Solo a combattere i clan l’unico Comune del Lazio che, con una passata giunta, è stato sciolto per infiltrazioni mafiose. Chiavetta alle parole contro le mafie ha fatto seguire i fatti. Nel processo “Sfinge” i giudici hanno ritenuto fondata l’ipotesi di un’associazione criminale capeggiata da Maria Rosaria Schiavone, nipote del boss «Sandokan» e figlia del pentito Carmine, soprannominata dagli investigatori “la sfinge”, e dal marito della donna, Pasquale Noviello, entrambi condannati in primo grado a 18 anni di reclusione.

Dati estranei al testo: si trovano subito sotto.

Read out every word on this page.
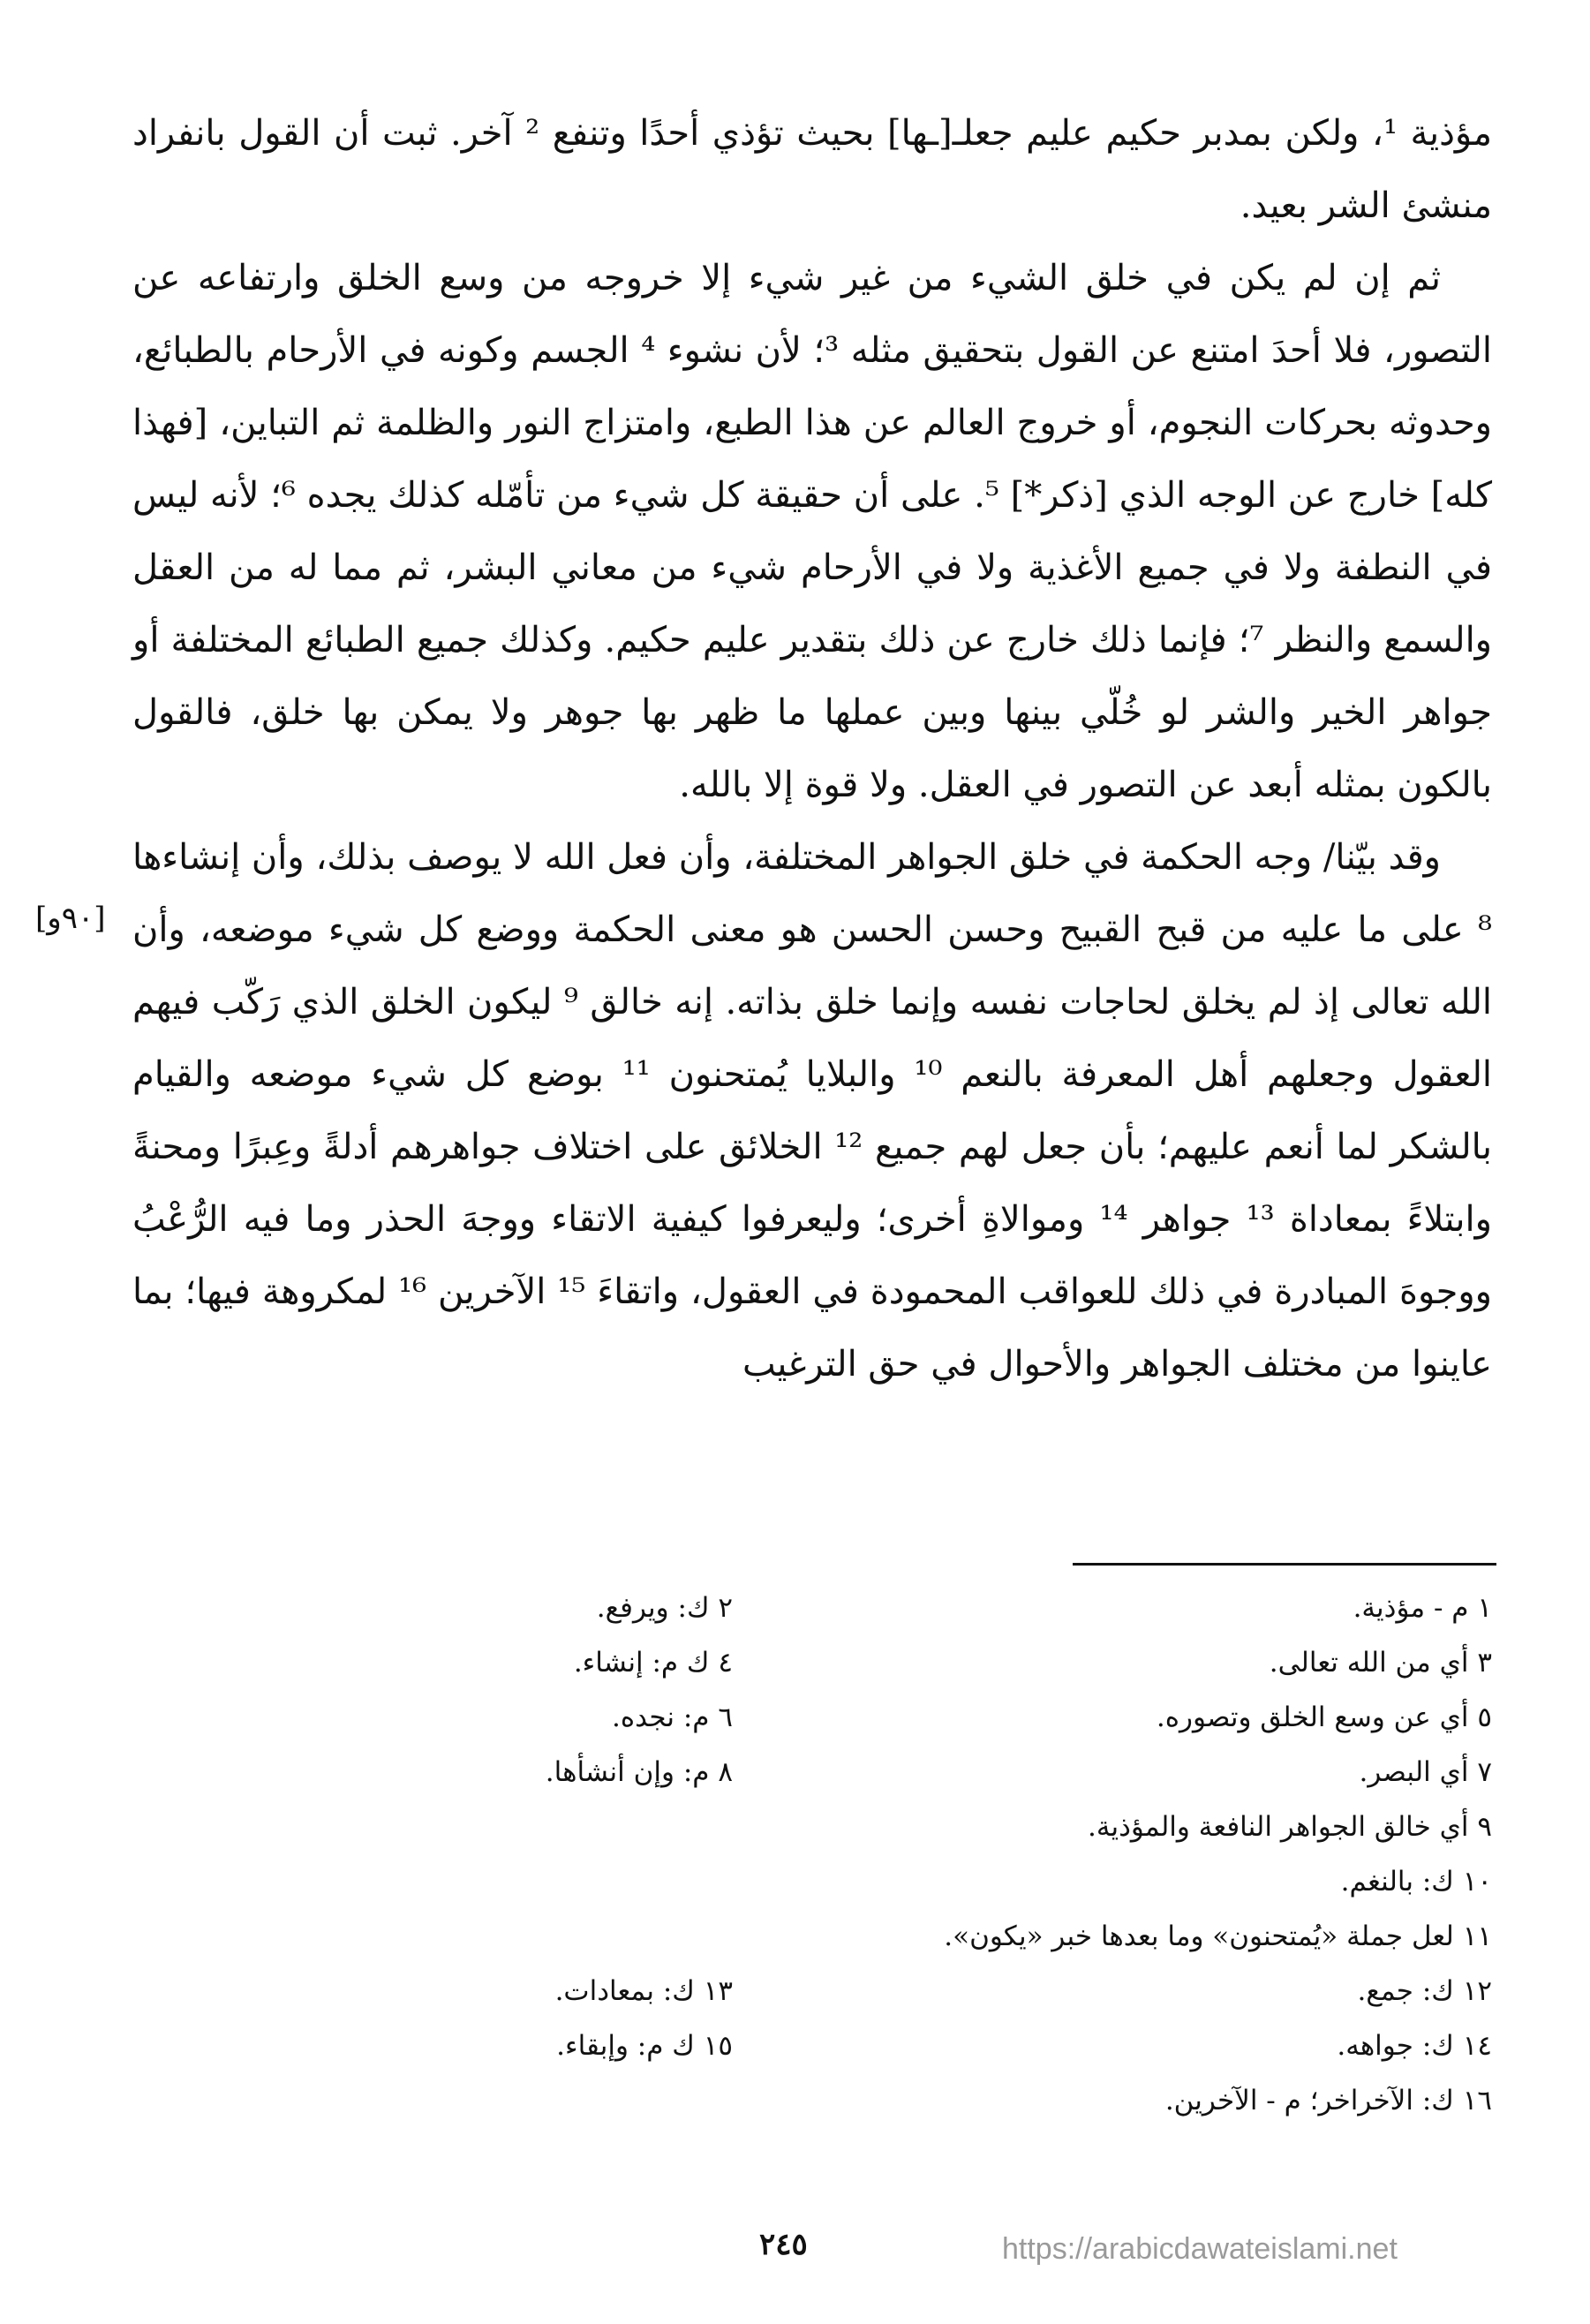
مؤذية ¹، ولكن بمدبر حكيم عليم جعلـ[ـها] بحيث تؤذي أحدًا وتنفع ² آخر. ثبت أن القول بانفراد منشئ الشر بعيد.

ثم إن لم يكن في خلق الشيء من غير شيء إلا خروجه من وسع الخلق وارتفاعه عن التصور، فلا أحدَ امتنع عن القول بتحقيق مثله ³؛ لأن نشوء ⁴ الجسم وكونه في الأرحام بالطبائع، وحدوثه بحركات النجوم، أو خروج العالم عن هذا الطبع، وامتزاج النور والظلمة ثم التباين، [فهذا كله] خارج عن الوجه الذي [ذكر*] ⁵. على أن حقيقة كل شيء من تأمّله كذلك يجده ⁶؛ لأنه ليس في النطفة ولا في جميع الأغذية ولا في الأرحام شيء من معاني البشر، ثم مما له من العقل والسمع والنظر ⁷؛ فإنما ذلك خارج عن ذلك بتقدير عليم حكيم. وكذلك جميع الطبائع المختلفة أو جواهر الخير والشر لو خُلّي بينها وبين عملها ما ظهر بها جوهر ولا يمكن بها خلق، فالقول بالكون بمثله أبعد عن التصور في العقل. ولا قوة إلا بالله.

وقد بيّنا/ وجه الحكمة في خلق الجواهر المختلفة، وأن فعل الله لا يوصف بذلك، وأن إنشاءها ⁸ على ما عليه من قبح القبيح وحسن الحسن هو معنى الحكمة ووضع كل شيء موضعه، وأن الله تعالى إذ لم يخلق لحاجات نفسه وإنما خلق بذاته. إنه خالق ⁹ ليكون الخلق الذي رَكّب فيهم العقول وجعلهم أهل المعرفة بالنعم ¹⁰ والبلايا يُمتحنون ¹¹ بوضع كل شيء موضعه والقيام بالشكر لما أنعم عليهم؛ بأن جعل لهم جميع ¹² الخلائق على اختلاف جواهرهم أدلةً وعِبرًا ومحنةً وابتلاءً بمعاداة ¹³ جواهر ¹⁴ وموالاةِ أخرى؛ وليعرفوا كيفية الاتقاء ووجهَ الحذر وما فيه الرُّعْبُ ووجوهَ المبادرة في ذلك للعواقب المحمودة في العقول، واتقاءَ ¹⁵ الآخرين ¹⁶ لمكروهة فيها؛ بما عاينوا من مختلف الجواهر والأحوال في حق الترغيب

[٩٠و]
١ م - مؤذية.
٢ ك: ويرفع.
٣ أي من الله تعالى.
٤ ك م: إنشاء.
٥ أي عن وسع الخلق وتصوره.
٦ م: نجده.
٧ أي البصر.
٨ م: وإن أنشأها.
٩ أي خالق الجواهر النافعة والمؤذية.
١٠ ك: بالنغم.
١١ لعل جملة «يُمتحنون» وما بعدها خبر «يكون».
١٢ ك: جمع.
١٣ ك: بمعادات.
١٤ ك: جواهه.
١٥ ك م: وإبقاء.
١٦ ك: الآخراخر؛ م - الآخرين.
٢٤٥	https://arabicdawateislami.net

I «soldati» del clan mafioso sarebbero invece stati Agostino Ravese e Francesco Gara, condannati rispettivamente a 9 e 8 anni, mentre a dare appoggio esterno all’associazione sarebbero stati Mario Noviello, padre di Pasquale, condannato a 5 anni, e Dario Flamini, condannato a 7 anni e mezzo. Condanna, infine, a 4 anni e mezzo per una delle presunte vittime, il ristoratore Francesco Cascone, di Cisterna, nel 2008 sfuggito a un agguato a colpi di kalashnikov sull’Appia, presunto autore di un tentato omicidio. Il Tribunale di Latina ha riconosciuto al Comune di Nettuno i danni.

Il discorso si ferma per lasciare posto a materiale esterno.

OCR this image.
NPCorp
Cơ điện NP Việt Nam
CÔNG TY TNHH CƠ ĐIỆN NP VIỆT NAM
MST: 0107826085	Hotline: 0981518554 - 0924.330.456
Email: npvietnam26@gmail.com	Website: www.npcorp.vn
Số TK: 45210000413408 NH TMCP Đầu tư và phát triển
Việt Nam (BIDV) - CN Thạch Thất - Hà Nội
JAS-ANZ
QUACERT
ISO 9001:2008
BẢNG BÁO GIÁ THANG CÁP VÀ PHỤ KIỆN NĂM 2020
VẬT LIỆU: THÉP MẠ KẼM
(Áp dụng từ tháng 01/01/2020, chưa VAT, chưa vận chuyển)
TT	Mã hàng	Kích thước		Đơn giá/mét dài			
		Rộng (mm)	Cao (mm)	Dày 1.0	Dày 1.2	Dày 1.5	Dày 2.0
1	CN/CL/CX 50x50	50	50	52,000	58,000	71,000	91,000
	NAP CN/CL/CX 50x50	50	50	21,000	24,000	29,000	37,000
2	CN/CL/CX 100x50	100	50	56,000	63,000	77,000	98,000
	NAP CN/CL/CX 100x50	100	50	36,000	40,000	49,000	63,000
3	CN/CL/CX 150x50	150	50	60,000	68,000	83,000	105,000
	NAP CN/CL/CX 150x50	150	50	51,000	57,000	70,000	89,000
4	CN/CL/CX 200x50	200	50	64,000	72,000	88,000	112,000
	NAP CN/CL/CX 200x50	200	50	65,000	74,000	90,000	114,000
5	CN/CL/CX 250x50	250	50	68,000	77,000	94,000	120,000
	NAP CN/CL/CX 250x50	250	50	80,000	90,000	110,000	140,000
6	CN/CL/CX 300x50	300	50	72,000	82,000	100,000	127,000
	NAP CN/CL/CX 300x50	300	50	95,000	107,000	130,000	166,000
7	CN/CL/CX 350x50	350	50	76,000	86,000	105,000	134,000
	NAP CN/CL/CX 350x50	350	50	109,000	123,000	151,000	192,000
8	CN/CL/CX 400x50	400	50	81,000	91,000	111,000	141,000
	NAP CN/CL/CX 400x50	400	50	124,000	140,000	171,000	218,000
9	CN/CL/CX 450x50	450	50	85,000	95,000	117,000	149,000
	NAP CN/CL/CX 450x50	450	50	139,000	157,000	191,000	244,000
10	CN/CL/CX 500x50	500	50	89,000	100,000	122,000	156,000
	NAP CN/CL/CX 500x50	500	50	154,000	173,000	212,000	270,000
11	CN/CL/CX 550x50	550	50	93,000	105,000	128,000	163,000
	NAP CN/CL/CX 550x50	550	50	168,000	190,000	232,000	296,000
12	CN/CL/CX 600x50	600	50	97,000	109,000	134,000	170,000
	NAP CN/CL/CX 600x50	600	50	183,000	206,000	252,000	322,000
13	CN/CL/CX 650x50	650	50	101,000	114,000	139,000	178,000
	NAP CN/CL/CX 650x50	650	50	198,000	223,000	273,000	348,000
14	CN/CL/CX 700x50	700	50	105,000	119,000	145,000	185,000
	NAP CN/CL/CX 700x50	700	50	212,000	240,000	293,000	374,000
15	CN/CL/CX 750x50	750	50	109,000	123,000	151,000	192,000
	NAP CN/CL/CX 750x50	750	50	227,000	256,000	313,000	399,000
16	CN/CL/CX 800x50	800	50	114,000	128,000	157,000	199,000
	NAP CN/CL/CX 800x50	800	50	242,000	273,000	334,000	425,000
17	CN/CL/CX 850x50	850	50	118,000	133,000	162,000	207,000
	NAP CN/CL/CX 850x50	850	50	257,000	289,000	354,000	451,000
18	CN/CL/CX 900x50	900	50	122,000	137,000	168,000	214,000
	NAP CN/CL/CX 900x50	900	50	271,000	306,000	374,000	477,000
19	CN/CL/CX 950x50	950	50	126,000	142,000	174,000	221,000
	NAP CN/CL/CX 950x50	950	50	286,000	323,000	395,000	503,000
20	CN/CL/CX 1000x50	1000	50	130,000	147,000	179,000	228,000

«Quanto alla sussistenza del danno – si legge nelle motivazioni della sentenza – deve evidenziarsi il pregiudizio subìto dall’ente locale, che ha visto compromessa la sua immagine di località turistica a causa dell’operare del sodalizio criminale, stabilmente radicatosi all’interno del suo territorio». Ora, dopo che i sette condannati hanno fatto ricorso, l’ente pubblico è tornato a costituirsi parte civile sempre tramite l’avvocato Ciro Palumbo. Il processo si celebrerà a Roma nell’aula bunker e l’udienza è fissata per il 27 novembre.